Retomando a esfera da produção-transformação-geração de valor, pode-se vislumbrar que o trabalho pós-fordista deixou de ser um tipo de valor potencial centrado exclusivamente nos objetos produzidos para o consumo (PRADO, 2006: 3) e se transformou em valor cognitivo. Nesse aspecto, o desempenho profissional nas ações de comunicação, bem como as habilidades para interagir com situações adversas e alterá-las são concebidas como uma melhoria significativa na cadeia de valor cognitivo, especialmente as veiculadas como gestão de equipes. Saber trabalhar em grupo, e em meio a diferentes dinâmicas, significa ter conhecimento sobre os processos de competição em que as organizações estão inseridas.

O capital é um processo, e não uma coisa. É um processo de reprodução da vida social por meio da produção de mercadorias em que todas as pessoas do mundo capitalista avançado estão profundamente implicadas. Suas regras internalizadas de operação são concebidas de maneira a garantir que ele seja um modo dinâmico e revolucionário de organização social que transforma incansável e incessantemente a sociedade em que está inserido. (HARVEY, 1989, p. 307).

A passagem de valor da manipulação de materiais utilizando técnicas mecânicas para valor no uso de tecnologias informatizadas, em razão da maior produção e ampliação do próprio sistema capitalista, condicionou estrategicamente o mercado de trabalho. O

discurso da gestão de pessoas nas equipes passou a impor a complexidade como tema nas relações dentro das empresas, bem como a incidir a empresa na residência das pessoas. A complexidade do trabalho moderno ‘exigiu’ contratos de trabalho mais flexíveis, valorizando outras habilidades, não apenas as inerentes ao desempenho tecnológico e gerencial da informação (idem), distinguindo inteligências ‘emocionais e múltiplas’. Este tipo de convocação estabilizou a valoração das capacidades técnicas sobre os conhecimentos específicos, como na área da informática, por exemplo.

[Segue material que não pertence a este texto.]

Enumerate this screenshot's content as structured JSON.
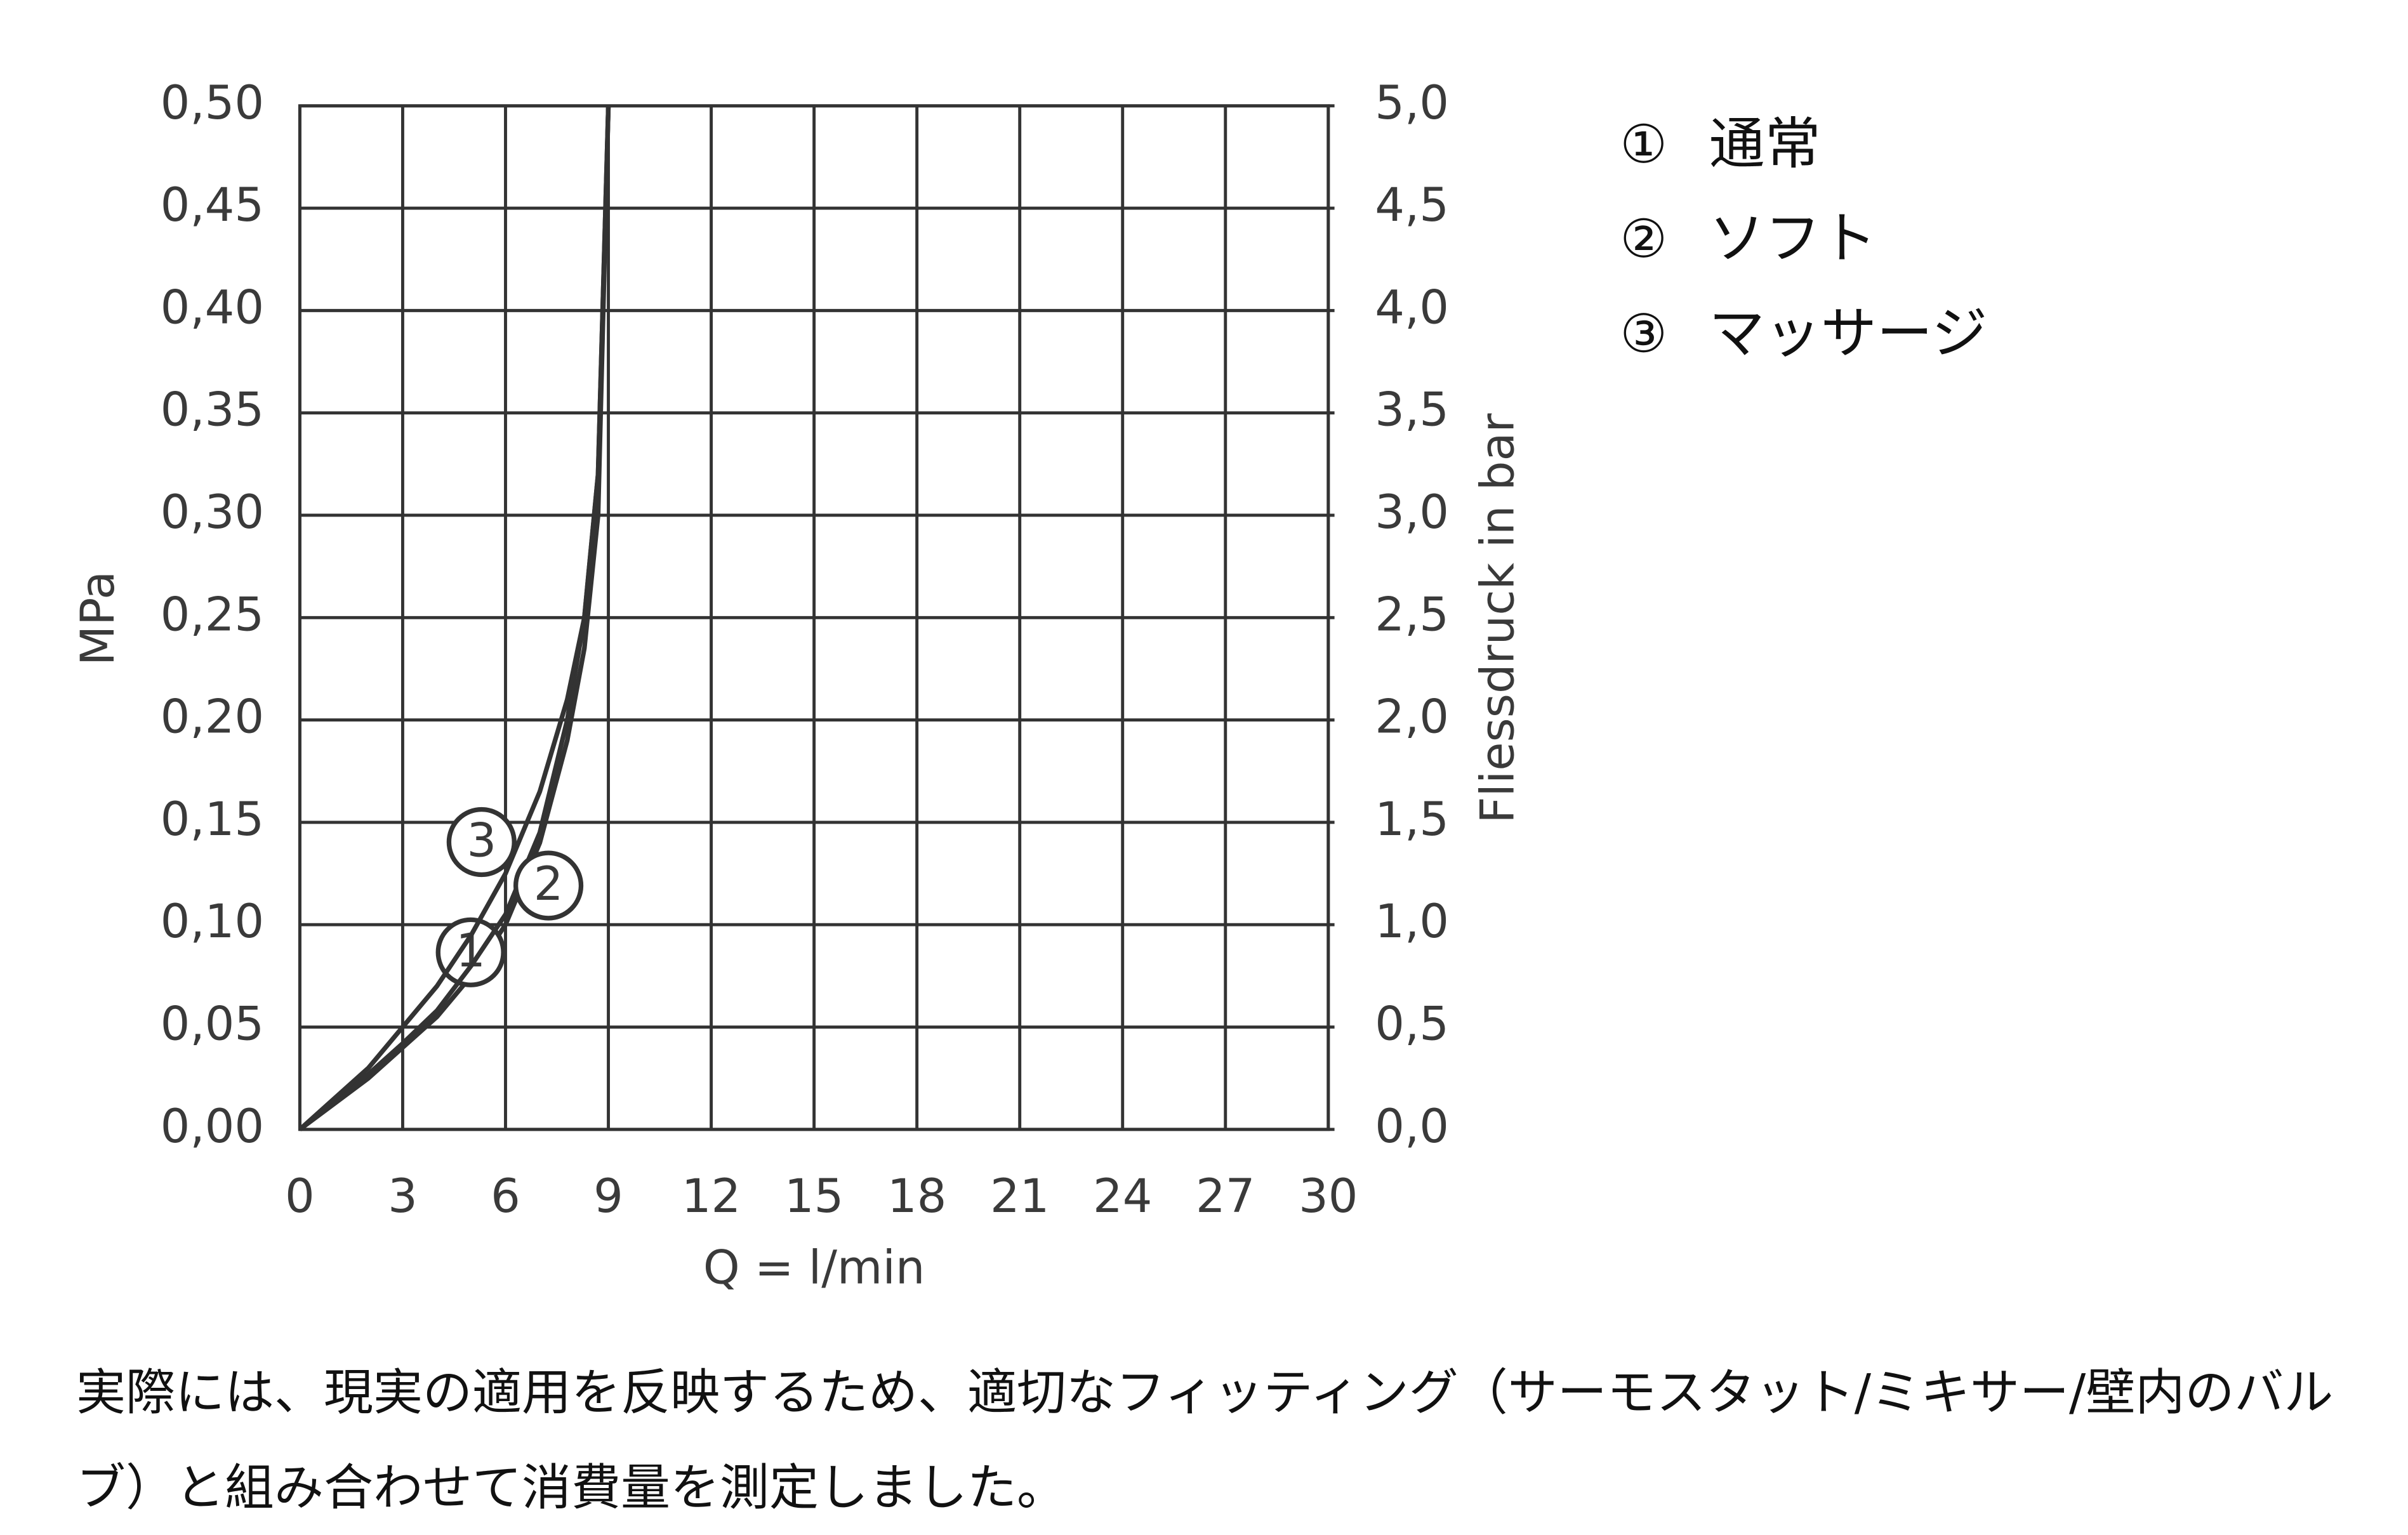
{
  "chart_data": {
    "type": "line",
    "x_label": "Q = l/min",
    "y_label": "MPa",
    "y2_label": "Fliessdruck in bar",
    "xlim": [
      0,
      30
    ],
    "xticks": [
      0,
      3,
      6,
      9,
      12,
      15,
      18,
      21,
      24,
      27,
      30
    ],
    "ylim": [
      0,
      0.5
    ],
    "yticks": [
      {
        "value": 0,
        "label": "0,00"
      },
      {
        "value": 0.05,
        "label": "0,05"
      },
      {
        "value": 0.1,
        "label": "0,10"
      },
      {
        "value": 0.15,
        "label": "0,15"
      },
      {
        "value": 0.2,
        "label": "0,20"
      },
      {
        "value": 0.25,
        "label": "0,25"
      },
      {
        "value": 0.3,
        "label": "0,30"
      },
      {
        "value": 0.35,
        "label": "0,35"
      },
      {
        "value": 0.4,
        "label": "0,40"
      },
      {
        "value": 0.45,
        "label": "0,45"
      },
      {
        "value": 0.5,
        "label": "0,50"
      }
    ],
    "y2lim": [
      0,
      5
    ],
    "y2ticks": [
      {
        "value": 0,
        "label": "0,0"
      },
      {
        "value": 0.5,
        "label": "0,5"
      },
      {
        "value": 1,
        "label": "1,0"
      },
      {
        "value": 1.5,
        "label": "1,5"
      },
      {
        "value": 2,
        "label": "2,0"
      },
      {
        "value": 2.5,
        "label": "2,5"
      },
      {
        "value": 3,
        "label": "3,0"
      },
      {
        "value": 3.5,
        "label": "3,5"
      },
      {
        "value": 4,
        "label": "4,0"
      },
      {
        "value": 4.5,
        "label": "4,5"
      },
      {
        "value": 5,
        "label": "5,0"
      }
    ],
    "grid": true,
    "x": [
      0,
      2,
      3,
      4,
      5,
      6,
      7,
      7.8,
      8.3,
      8.7,
      9
    ],
    "series": [
      {
        "name": "通常",
        "legend_symbol": "①",
        "label": "1",
        "color": "#333333",
        "values": [
          0,
          0.025,
          0.04,
          0.055,
          0.075,
          0.1,
          0.14,
          0.19,
          0.235,
          0.3,
          0.5
        ]
      },
      {
        "name": "ソフト",
        "legend_symbol": "②",
        "label": "2",
        "color": "#333333",
        "values": [
          0,
          0.027,
          0.042,
          0.058,
          0.08,
          0.105,
          0.145,
          0.2,
          0.25,
          0.32,
          0.5
        ]
      },
      {
        "name": "マッサージ",
        "legend_symbol": "③",
        "label": "3",
        "color": "#333333",
        "values": [
          0,
          0.03,
          0.05,
          0.07,
          0.095,
          0.125,
          0.165,
          0.21,
          0.25,
          0.32,
          0.5
        ]
      }
    ],
    "note": "実際には、現実の適用を反映するため、適切なフィッティング（サーモスタット/ミキサー/壁内のバルブ）と組み合わせて消費量を測定しました。"
  }
}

Segundo Harvey (1989), os mercados produtores passaram a adotar estratégias de produção muito mais flexíveis, orientadas para as demandas recém-criadas. Com o propósito de satisfazer as especificidades empresariais, o discurso liberal-capitalista indexou a complexidade à flexibilidade na jornada de trabalho. Uma vez que já havia instituído a ‘jornada por projetos’, cujo foco estaria nos resultados e não no tempo de realização, os conceitos de produção foram convocados pelas palavras de ordem ‘habilidades’ e ‘competências’.

Já os discursos da gestão de equipes (recursos humanos) enfatizam a necessidade de se estabelecer habilidades necessárias para realizar determinadas atividades, partindo de um conjunto repertorial em que o predomínio dos enunciados é o da complexidade no mercado de trabalho, relativizando a importância dos software. Entre as habilidades mais valorizadas no final do século XX estavam a (1) capacidade de análise de dados e (2) a movimentação de recursos para coordenar esforços corporativos na viabilização de negócios.

As habilidades linguístico-relacionais (VIRNO apud PRADO, 2006, p. 13) também se constituíram em argumentos essenciais do discurso do empreendedorismo, pois dão sentido às relações interpessoais, internas e externas entre as empresas e os mercados, capazes de alimentar continuamente o processo de geração de valor- informação. Os discursos da gestão e da complexidade intervêm, respectivamente, na formação de enunciados atualizadores do metaconsumo da informação. Nesta abordagem, segundo Verón (1980: 59), incidem pressupostos que poderíamos chamar de metaconsumo, pois o sistema produtivo é continuamente atualizado pela ideologia capitalista, criando inteligibilidade social capaz de gerar o repertório das competências ditadas pelo capital.